Hakam Miya Soukaina, Miranda-Sayago Jose Maria, Hayrabedyan Soren, Todorova Krassimira, Spencer Patrick Simon, Jabeen Asma, Barnea Eytan R, Fernandez Nelson
School of Biological Sciences, University of Essex, Colchester, United Kingdom.
Department of Biochemistry, Molecular Biology and Immunology, Faculty of Medicine, University of Malaga, Malaga, Spain.
Cell Physiol Biochem. 2017;43(6):2277-2296. doi: 10.1159/000484378. Epub 2017 Oct 27.

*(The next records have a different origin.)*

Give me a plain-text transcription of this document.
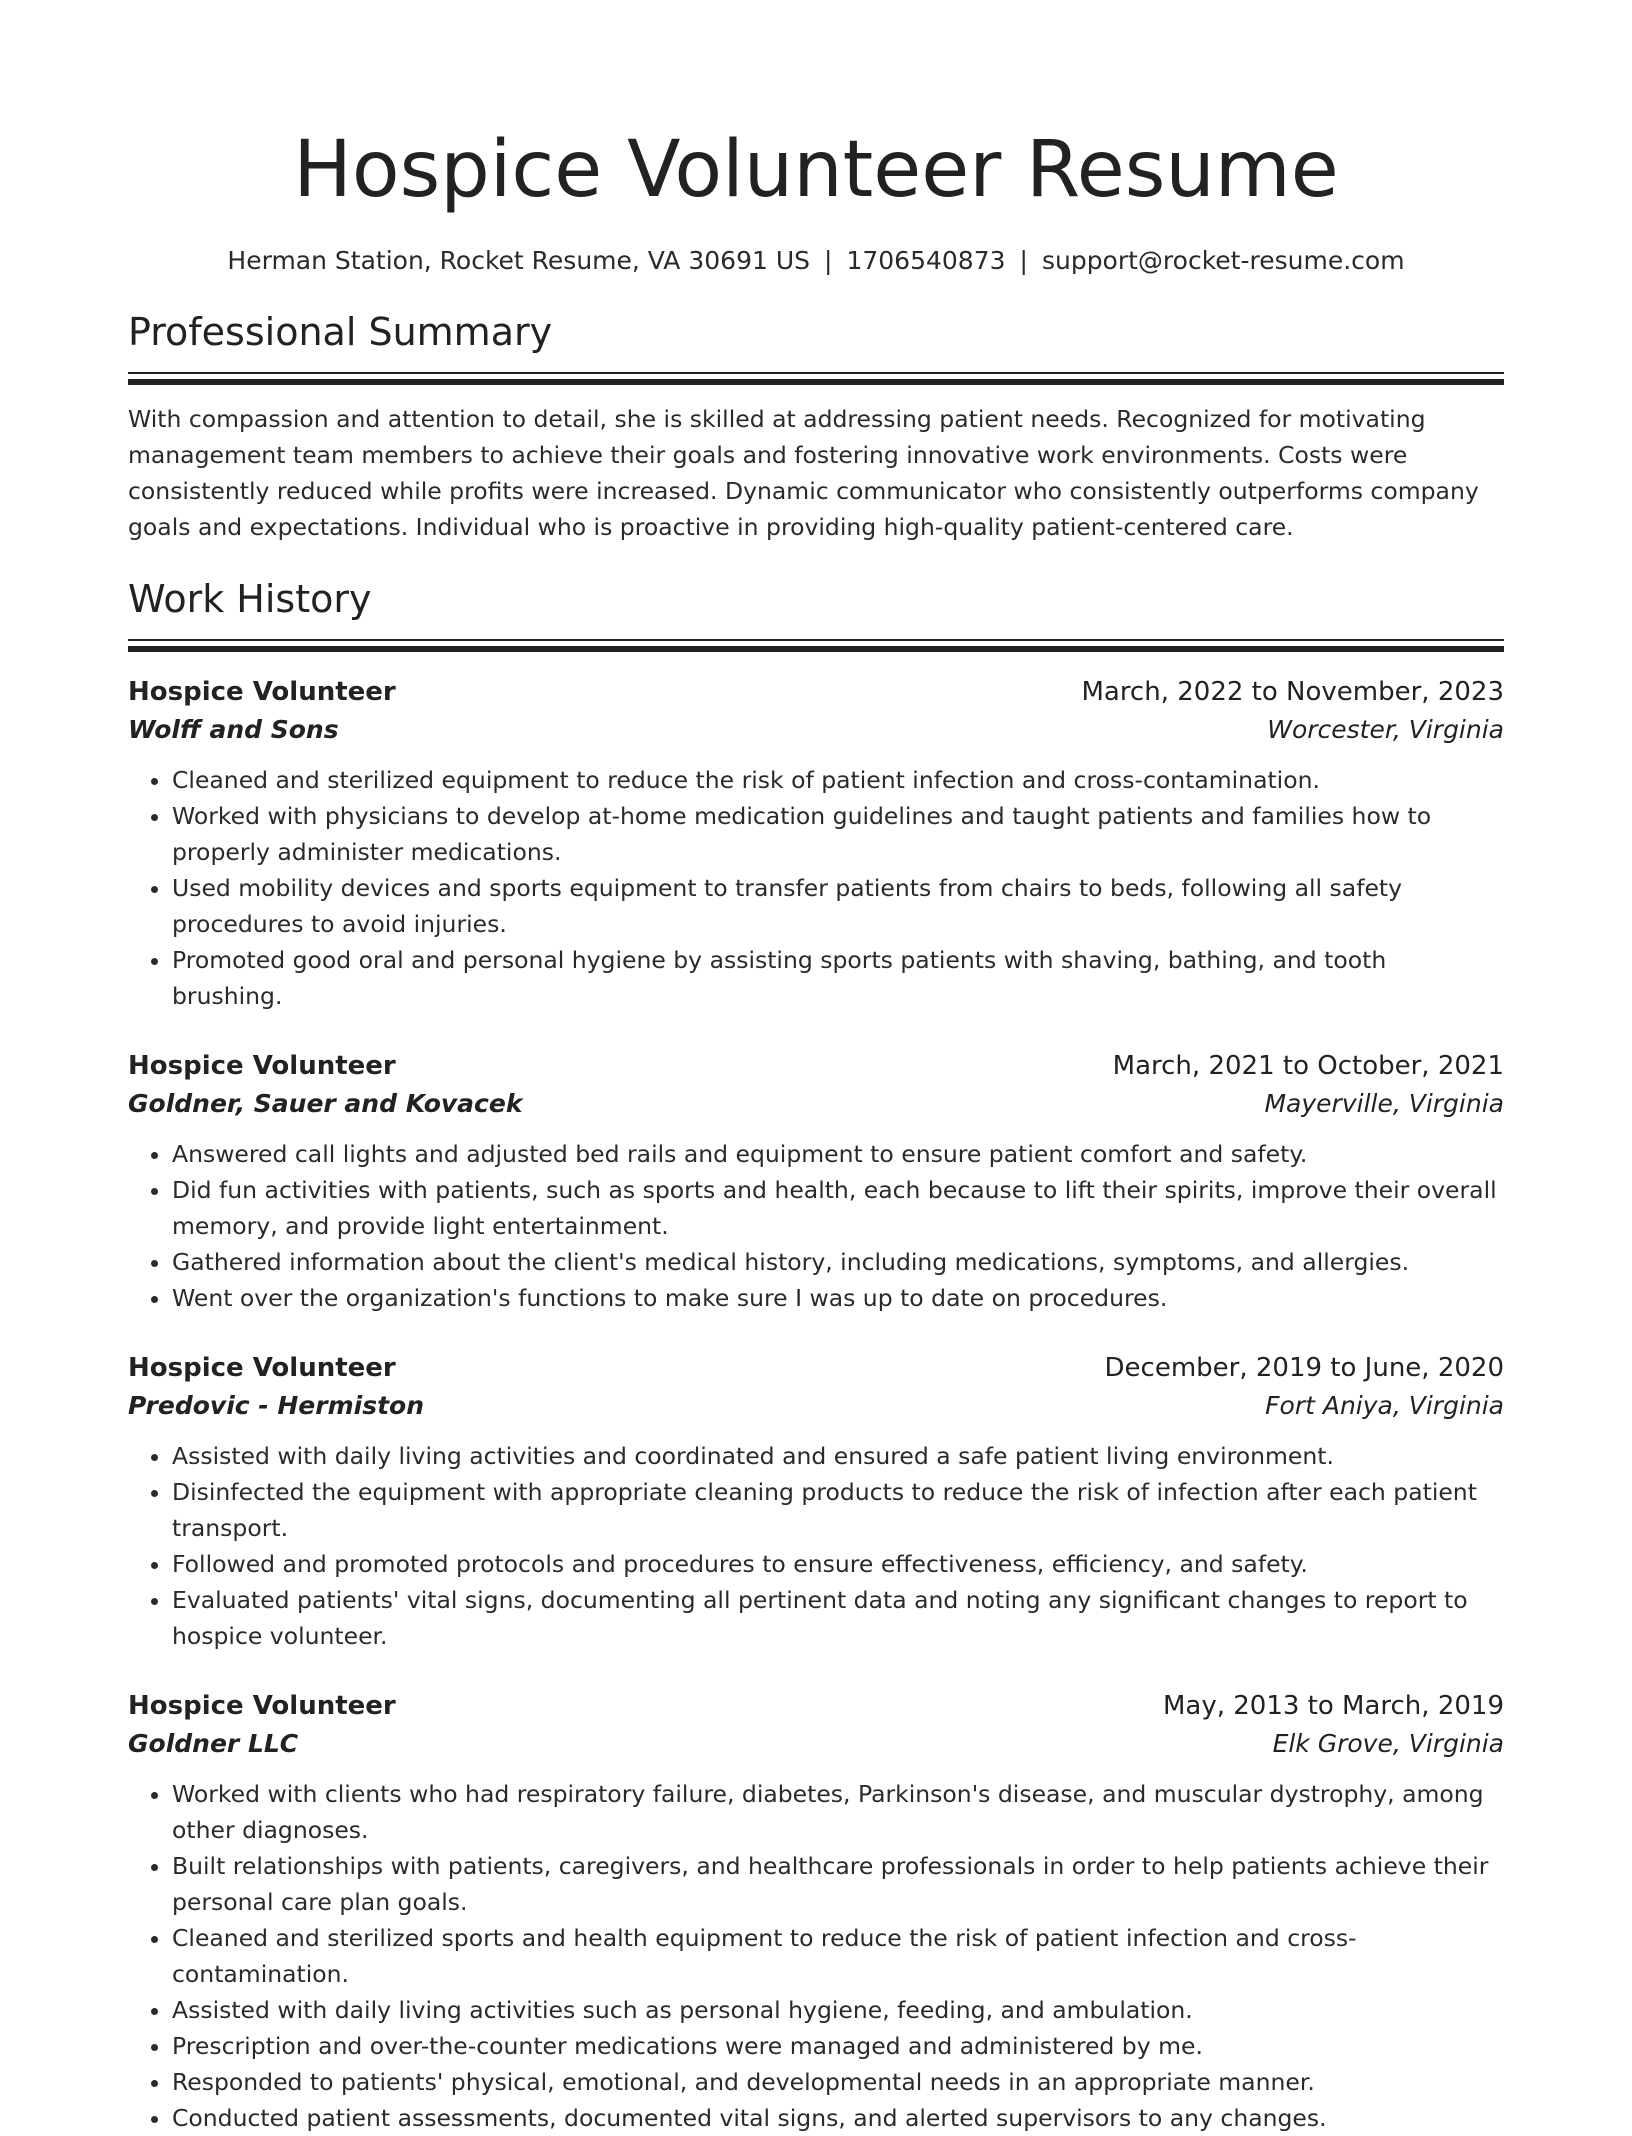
Hospice Volunteer Resume
Herman Station, Rocket Resume, VA 30691 US | 1706540873 | support@rocket-resume.com
Professional Summary
With compassion and attention to detail, she is skilled at addressing patient needs. Recognized for motivating management team members to achieve their goals and fostering innovative work environments. Costs were consistently reduced while profits were increased. Dynamic communicator who consistently outperforms company goals and expectations. Individual who is proactive in providing high-quality patient-centered care.
Work History
Hospice Volunteer	March, 2022 to November, 2023
Wolff and Sons	Worcester, Virginia
• Cleaned and sterilized equipment to reduce the risk of patient infection and cross-contamination.
• Worked with physicians to develop at-home medication guidelines and taught patients and families how to properly administer medications.
• Used mobility devices and sports equipment to transfer patients from chairs to beds, following all safety procedures to avoid injuries.
• Promoted good oral and personal hygiene by assisting sports patients with shaving, bathing, and tooth brushing.
Hospice Volunteer	March, 2021 to October, 2021
Goldner, Sauer and Kovacek	Mayerville, Virginia
• Answered call lights and adjusted bed rails and equipment to ensure patient comfort and safety.
• Did fun activities with patients, such as sports and health, each because to lift their spirits, improve their overall memory, and provide light entertainment.
• Gathered information about the client's medical history, including medications, symptoms, and allergies.
• Went over the organization's functions to make sure I was up to date on procedures.
Hospice Volunteer	December, 2019 to June, 2020
Predovic - Hermiston	Fort Aniya, Virginia
• Assisted with daily living activities and coordinated and ensured a safe patient living environment.
• Disinfected the equipment with appropriate cleaning products to reduce the risk of infection after each patient transport.
• Followed and promoted protocols and procedures to ensure effectiveness, efficiency, and safety.
• Evaluated patients' vital signs, documenting all pertinent data and noting any significant changes to report to hospice volunteer.
Hospice Volunteer	May, 2013 to March, 2019
Goldner LLC	Elk Grove, Virginia
• Worked with clients who had respiratory failure, diabetes, Parkinson's disease, and muscular dystrophy, among other diagnoses.
• Built relationships with patients, caregivers, and healthcare professionals in order to help patients achieve their personal care plan goals.
• Cleaned and sterilized sports and health equipment to reduce the risk of patient infection and cross-contamination.
• Assisted with daily living activities such as personal hygiene, feeding, and ambulation.
• Prescription and over-the-counter medications were managed and administered by me.
• Responded to patients' physical, emotional, and developmental needs in an appropriate manner.
• Conducted patient assessments, documented vital signs, and alerted supervisors to any changes.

BACKGROUND/AIMS: Pregnancy success requires mandatory maternal tolerance of the semi/ allogeneic embryo involving embryo-derived signals. Expression levels of PreImplantation Factor (PIF), a novel peptide secreted by viable embryos, correlate with embryo development, and its early detection in circulation correlates with a favourable pregnancy outcome. PIF enhances endometrial receptivity to promote embryo implantation. Via the p53 pathway, it increases trophoblast invasion, improving cell survival / immune privilege. PIF also reduces spontaneous and LPS-induced foetal death in immune naïve murine model. We examined PIF effect on gene expression of human leukocyte antigen (HLA-G, -E -F and -C) and the influence of PIF on local progesterone activity in JEG-3 choriocarcinoma cells.

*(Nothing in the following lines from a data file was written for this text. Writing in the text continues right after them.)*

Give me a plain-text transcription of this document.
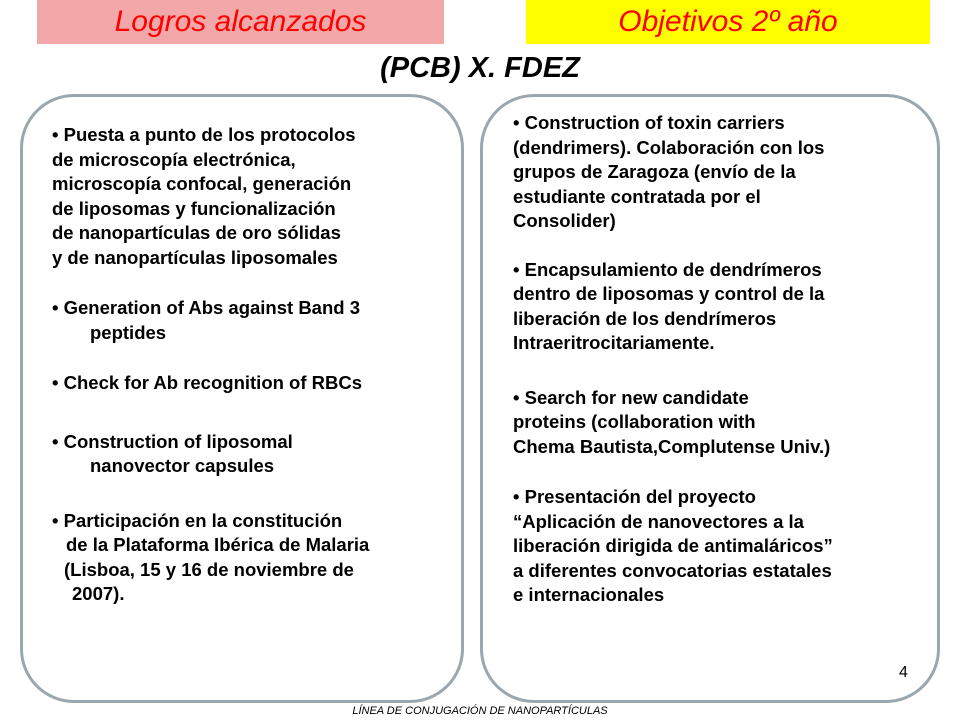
Logros alcanzados	Objetivos 2º año
(PCB) X. FDEZ
• Puesta a punto de los protocolos
de microscopía electrónica,
microscopía confocal, generación
de liposomas y funcionalización
de nanopartículas de oro sólidas
y de nanopartículas liposomales
• Generation of Abs against Band 3
peptides
• Check for Ab recognition of RBCs
• Construction of liposomal
nanovector capsules
• Participación en la constitución
de la Plataforma Ibérica de Malaria
(Lisboa, 15 y 16 de noviembre de
2007).
• Construction of toxin carriers
(dendrimers). Colaboración con los
grupos de Zaragoza (envío de la
estudiante contratada por el
Consolider)
• Encapsulamiento de dendrímeros
dentro de liposomas y control de la
liberación de los dendrímeros
Intraeritrocitariamente.
• Search for new candidate
proteins (collaboration with
Chema Bautista,Complutense Univ.)
• Presentación del proyecto
“Aplicación de nanovectores a la
liberación dirigida de antimaláricos”
a diferentes convocatorias estatales
e internacionales
4
LÍNEA DE CONJUGACIÓN DE NANOPARTÍCULAS
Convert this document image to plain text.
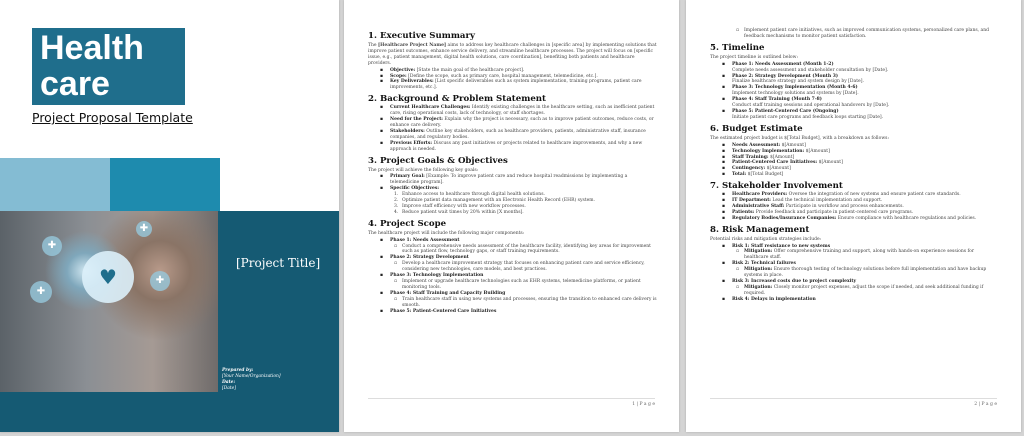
Health
care
Project Proposal Template
✚
✚
♥	✚
✚
[Project Title]
Prepared by:
[Your Name/Organization]
Date:
[Date]
1. Executive Summary
The [Healthcare Project Name] aims to address key healthcare challenges in [specific area] by implementing solutions that improve patient outcomes, enhance service delivery, and streamline healthcare processes. The project will focus on [specific issue, e.g., patient management, digital health solutions, care coordination], benefiting both patients and healthcare providers.
▪ Objective: [State the main goal of the healthcare project].
▪ Scope: [Define the scope, such as primary care, hospital management, telemedicine, etc.].
▪ Key Deliverables: [List specific deliverables such as system implementation, training programs, patient care improvements, etc.].
2. Background & Problem Statement
▪ Current Healthcare Challenges: Identify existing challenges in the healthcare setting, such as inefficient patient care, rising operational costs, lack of technology, or staff shortages.
▪ Need for the Project: Explain why the project is necessary, such as to improve patient outcomes, reduce costs, or enhance care delivery.
▪ Stakeholders: Outline key stakeholders, such as healthcare providers, patients, administrative staff, insurance companies, and regulatory bodies.
▪ Previous Efforts: Discuss any past initiatives or projects related to healthcare improvements, and why a new approach is needed.
3. Project Goals & Objectives
The project will achieve the following key goals:
▪ Primary Goal: [Example: To improve patient care and reduce hospital readmissions by implementing a telemedicine program].
▪ Specific Objectives:
1. Enhance access to healthcare through digital health solutions.
2. Optimize patient data management with an Electronic Health Record (EHR) system.
3. Improve staff efficiency with new workflow processes.
4. Reduce patient wait times by 20% within [X months].
4. Project Scope
The healthcare project will include the following major components:
▪ Phase 1: Needs Assessment
▫ Conduct a comprehensive needs assessment of the healthcare facility, identifying key areas for improvement such as patient flow, technology gaps, or staff training requirements.
▪ Phase 2: Strategy Development
▫ Develop a healthcare improvement strategy that focuses on enhancing patient care and service efficiency, considering new technologies, care models, and best practices.
▪ Phase 3: Technology Implementation
▫ Implement or upgrade healthcare technologies such as EHR systems, telemedicine platforms, or patient monitoring tools.
▪ Phase 4: Staff Training and Capacity Building
▫ Train healthcare staff in using new systems and processes, ensuring the transition to enhanced care delivery is smooth.
▪ Phase 5: Patient-Centered Care Initiatives
1 | P a g e
▫ Implement patient care initiatives, such as improved communication systems, personalized care plans, and feedback mechanisms to monitor patient satisfaction.
5. Timeline
The project timeline is outlined below:
▪ Phase 1: Needs Assessment (Month 1-2)
Complete needs assessment and stakeholder consultation by [Date].
▪ Phase 2: Strategy Development (Month 3)
Finalize healthcare strategy and system design by [Date].
▪ Phase 3: Technology Implementation (Month 4-6)
Implement technology solutions and systems by [Date].
▪ Phase 4: Staff Training (Month 7-8)
Conduct staff training sessions and operational handovers by [Date].
▪ Phase 5: Patient-Centered Care (Ongoing)
Initiate patient care programs and feedback loops starting [Date].
6. Budget Estimate
The estimated project budget is $[Total Budget], with a breakdown as follows:
▪ Needs Assessment: $[Amount]
▪ Technology Implementation: $[Amount]
▪ Staff Training: $[Amount]
▪ Patient-Centered Care Initiatives: $[Amount]
▪ Contingency: $[Amount]
▪ Total: $[Total Budget]
7. Stakeholder Involvement
▪ Healthcare Providers: Oversee the integration of new systems and ensure patient care standards.
▪ IT Department: Lead the technical implementation and support.
▪ Administrative Staff: Participate in workflow and process enhancements.
▪ Patients: Provide feedback and participate in patient-centered care programs.
▪ Regulatory Bodies/Insurance Companies: Ensure compliance with healthcare regulations and policies.
8. Risk Management
Potential risks and mitigation strategies include:
▪ Risk 1: Staff resistance to new systems
▫ Mitigation: Offer comprehensive training and support, along with hands-on experience sessions for healthcare staff.
▪ Risk 2: Technical failures
▫ Mitigation: Ensure thorough testing of technology solutions before full implementation and have backup systems in place.
▪ Risk 3: Increased costs due to project complexity
▫ Mitigation: Closely monitor project expenses, adjust the scope if needed, and seek additional funding if required.
▪ Risk 4: Delays in implementation
2 | P a g e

PIF and progesterone (P4) effects on JEG-3 cells surface and intracellular HLA molecules was tested using monoclonal antibodies, flow cytometry, and Western blotting. PIF and IL17 effects on P4 and cytokines secretion was determined by ELISA. PIF and P4 effects on JEG-3 cells proteome was examined using 2D gel staining followed by spot analysis, mass spectrometry and bioinformatic analysis.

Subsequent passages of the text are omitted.